In Tuzla, the government resigned, a new one was formed and there are reasons to be cautiously optimistic as the authorities have expressed their willingness to meet regularly with the plenum representatives. Elsewhere, like in Mostar and the RS, we’ve seen tremendous violence, intimidation and harassment of organizers and activists and it’s really very worrying. It shows us, once again, that bringing change to BiH will require a persistent campaign of agitation, protest and organizing.
HM: Do you feel the ‘international community’ – however problematic a term that may be – has acknowledged the grievances of the protesters? Or perhaps their role in contributing to the problems of ‘Dayton Bosnia’?
JM: Not really. A
few days after the initial protests had died down, Štefan Füle flew into
Sarajevo and the first thing he did was to meet with exactly the same,
discredited party leaders that he’d been meeting with for years to no avail. It
was brutal indication of how absolutely divorced, in particular, the EU is from
the concerns of ordinary citizens in BiH. Or, indeed, what their responsibility
as the benefactors of these same local elites is in the catastrophic
socio-economic situation in the country.
Imagine if Füle had first met with representatives of the plenums or travelled
to Tuzla first, met with the unemployed workers’ representatives, and then gone
to Sarajevo. He wouldn’t even have needed to make a statement—the photo-op
alone would have been the statement. We have heard the people of BiH; let their
leaders know that even if they have not heard the citizens, we have. Some
meetings took place later but that crucial initial moment had passed and,
besides, we haven’t seen any real signs that the EU is ready to make any
changes in their policy towards BiH, as a result of these meetings.
In fact, it appears the EU’s policy towards BiH has become even more idealess. At one point, the line was that if the Sejdić-Finci decision was not implemented before October, the EU would not recognize the results of the elections. Now it seems like no one even knows what the official line is anymore and Sejdić-Finci has all but fallen off the map. We’ll see if anything changes after the EU Parliament elections but I’m not very optimistic.

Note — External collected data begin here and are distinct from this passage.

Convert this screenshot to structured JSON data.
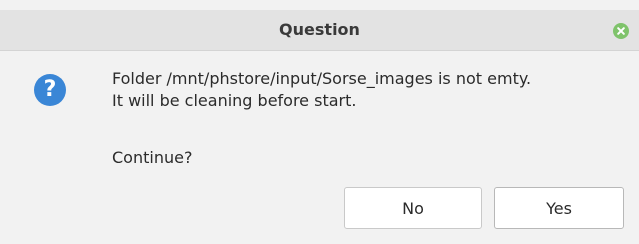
{
  "window": {
    "title": "Question"
  },
  "message": {
    "line1": "Folder /mnt/phstore/input/Sorse_images is not emty.",
    "line2": "It will be cleaning before start.",
    "prompt": "Continue?"
  },
  "icon": {
    "name": "question-icon",
    "glyph": "?",
    "color": "#3a86d6"
  },
  "buttons": {
    "no_label": "No",
    "yes_label": "Yes"
  },
  "colors": {
    "close_button": "#7fc36b",
    "titlebar": "#e3e3e3",
    "body": "#f2f2f2"
  }
}
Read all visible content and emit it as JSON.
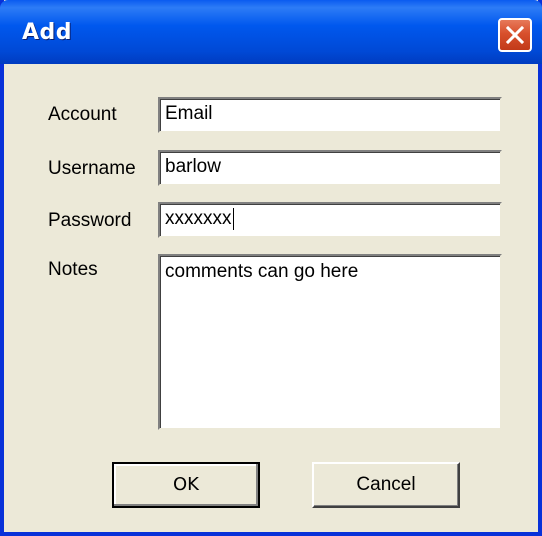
{
  "dialog": {
    "title": "Add",
    "close_icon": "close-icon"
  },
  "form": {
    "account_label": "Account",
    "account_value": "Email",
    "username_label": "Username",
    "username_value": "barlow",
    "password_label": "Password",
    "password_value": "xxxxxxx",
    "notes_label": "Notes",
    "notes_value": "comments can go here"
  },
  "buttons": {
    "ok_label": "OK",
    "cancel_label": "Cancel"
  },
  "colors": {
    "titlebar": "#0058ee",
    "close_button": "#d8502c",
    "dialog_background": "#ece9d8"
  }
}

Meanwhile, the US has essentially taken the line that BiH is a “European problem” and so, again, there is very little concrete policy debate happening even among the Western stakeholders as Bodo Weber and Kurt Bassuener recently argued. In fact, there isn’t even a US ambassador to BiH in the country right now, only a chargé d'affaires. These are the kinds of signals local reactionary elements find very encouraging, in short.
HM. Will this movement – or protests – work when earlier social justice movements such as Dosta! and last year’s ‘Baby revolution’ did not work?

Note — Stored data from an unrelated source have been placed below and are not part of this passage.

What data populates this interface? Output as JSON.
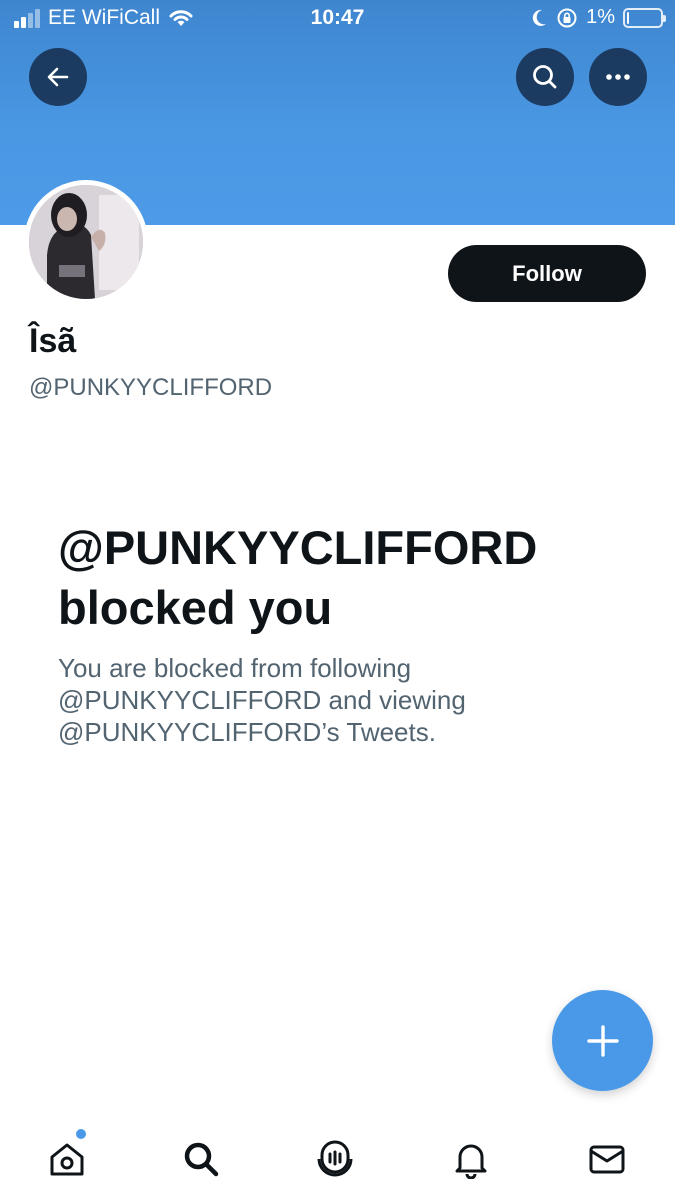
{
  "status_bar": {
    "carrier": "EE WiFiCall",
    "time": "10:47",
    "battery_percent": "1%",
    "battery_level": 0.01,
    "icons": [
      "signal-icon",
      "wifi-icon",
      "moon-icon",
      "orientation-lock-icon",
      "battery-icon"
    ]
  },
  "header": {
    "back_icon": "back-arrow-icon",
    "search_icon": "search-icon",
    "more_icon": "more-icon"
  },
  "colors": {
    "banner": "#4a98e4",
    "accent": "#4a99e9",
    "follow_button": "#0f1419",
    "secondary_text": "#536471"
  },
  "profile": {
    "display_name": "Îsã",
    "handle": "@PUNKYYCLIFFORD",
    "follow_label": "Follow"
  },
  "blocked": {
    "title_line1": "@PUNKYYCLIFFORD",
    "title_line2": "blocked you",
    "description_line1": "You are blocked from following",
    "description_line2": "@PUNKYYCLIFFORD and viewing",
    "description_line3": "@PUNKYYCLIFFORD’s Tweets."
  },
  "fab": {
    "icon": "plus-icon"
  },
  "tab_bar": {
    "items": [
      {
        "name": "home",
        "icon": "home-icon",
        "has_notification_dot": true
      },
      {
        "name": "search",
        "icon": "search-icon"
      },
      {
        "name": "spaces",
        "icon": "spaces-icon"
      },
      {
        "name": "notifications",
        "icon": "bell-icon"
      },
      {
        "name": "messages",
        "icon": "mail-icon"
      }
    ]
  }
}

JM: “All of old. Nothing else ever. Ever tried. Ever failed. No matter. Try again. Fail again. Fail better.” Politics is a process, it a process of continuous education and failure. Every previous movement in BiH, from Dosta! to Picin Park to the JMBG protests to the plenums has been one of education. We have no alternatives but to be the agents of our own change because no one else will do it for us, no one else ever has and every promise to the contrary has always been and likely always will be betrayed.

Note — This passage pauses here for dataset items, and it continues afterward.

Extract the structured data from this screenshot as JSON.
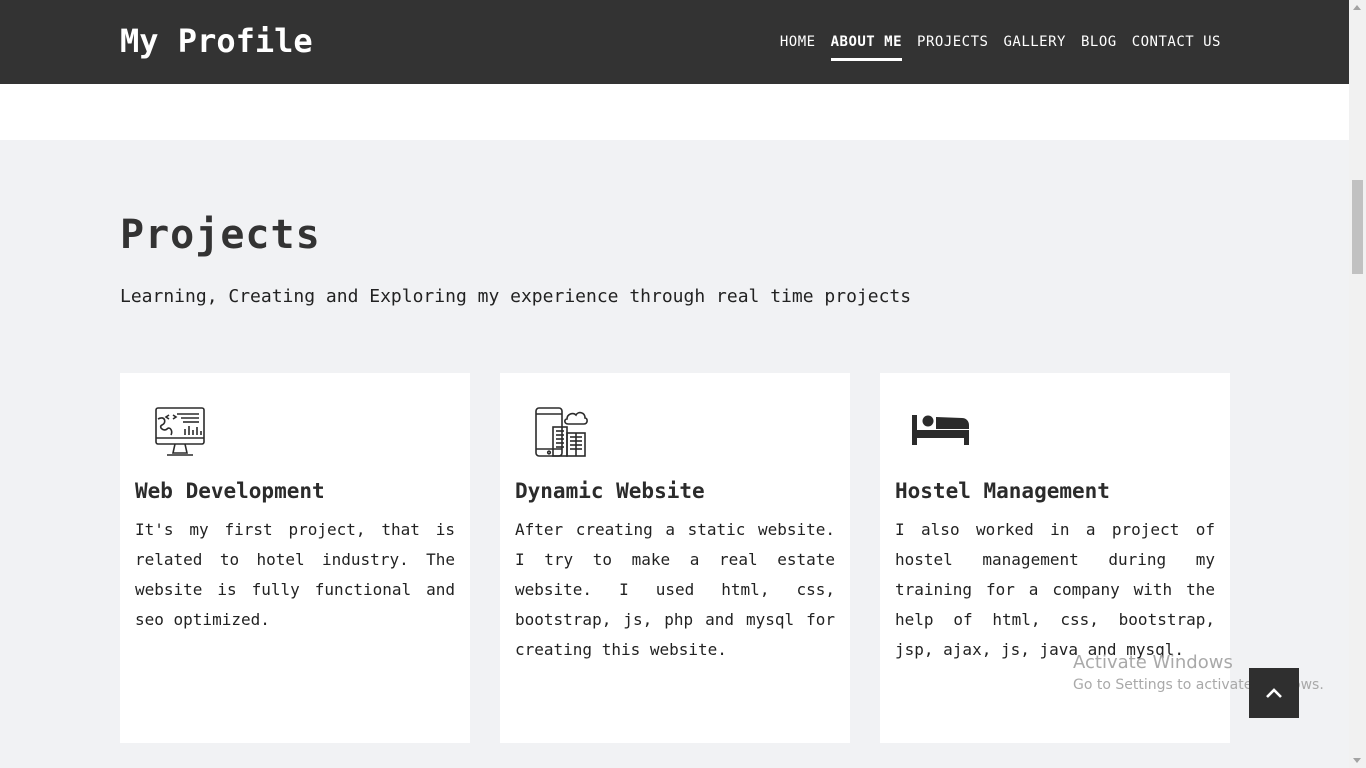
{
  "navbar": {
    "brand": "My Profile",
    "links": [
      {
        "label": "HOME",
        "active": false
      },
      {
        "label": "ABOUT ME",
        "active": true
      },
      {
        "label": "PROJECTS",
        "active": false
      },
      {
        "label": "GALLERY",
        "active": false
      },
      {
        "label": "BLOG",
        "active": false
      },
      {
        "label": "CONTACT US",
        "active": false
      }
    ]
  },
  "projects": {
    "title": "Projects",
    "subtitle": "Learning, Creating and Exploring my experience through real time projects",
    "cards": [
      {
        "icon": "web-development-monitor-icon",
        "title": "Web Development",
        "text": "It's my first project, that is related to hotel industry. The website is fully functional and seo optimized."
      },
      {
        "icon": "dynamic-website-device-icon",
        "title": "Dynamic Website",
        "text": "After creating a static website. I try to make a real estate website. I used html, css, bootstrap, js, php and mysql for creating this website."
      },
      {
        "icon": "bed-icon",
        "title": "Hostel Management",
        "text": "I also worked in a project of hostel management during my training for a company with the help of html, css, bootstrap, jsp, ajax, js, java and mysql."
      }
    ]
  },
  "watermark": {
    "title": "Activate Windows",
    "subtitle": "Go to Settings to activate Windows."
  },
  "back_to_top": {
    "icon": "chevron-up-icon"
  },
  "colors": {
    "navbar_bg": "#333333",
    "section_bg": "#f1f2f4",
    "card_bg": "#ffffff",
    "to_top_bg": "#2f2f2f"
  }
}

HM: How do you see the future course of this movement and the role of the plenums within it, from this point?
JM: I’m not sure that my speculation is particularly useful at this point. I will, however, cite what a friend from Banja Luka told me the other day. For the first time since the war, she said, I feel hopeful for the future, I’m actually looking forward to the next year because I want to see where we are going to go with this. At this moment, that optimism, that energy is the most important thing because that’s what’s going to expand our collective, political and social horizons.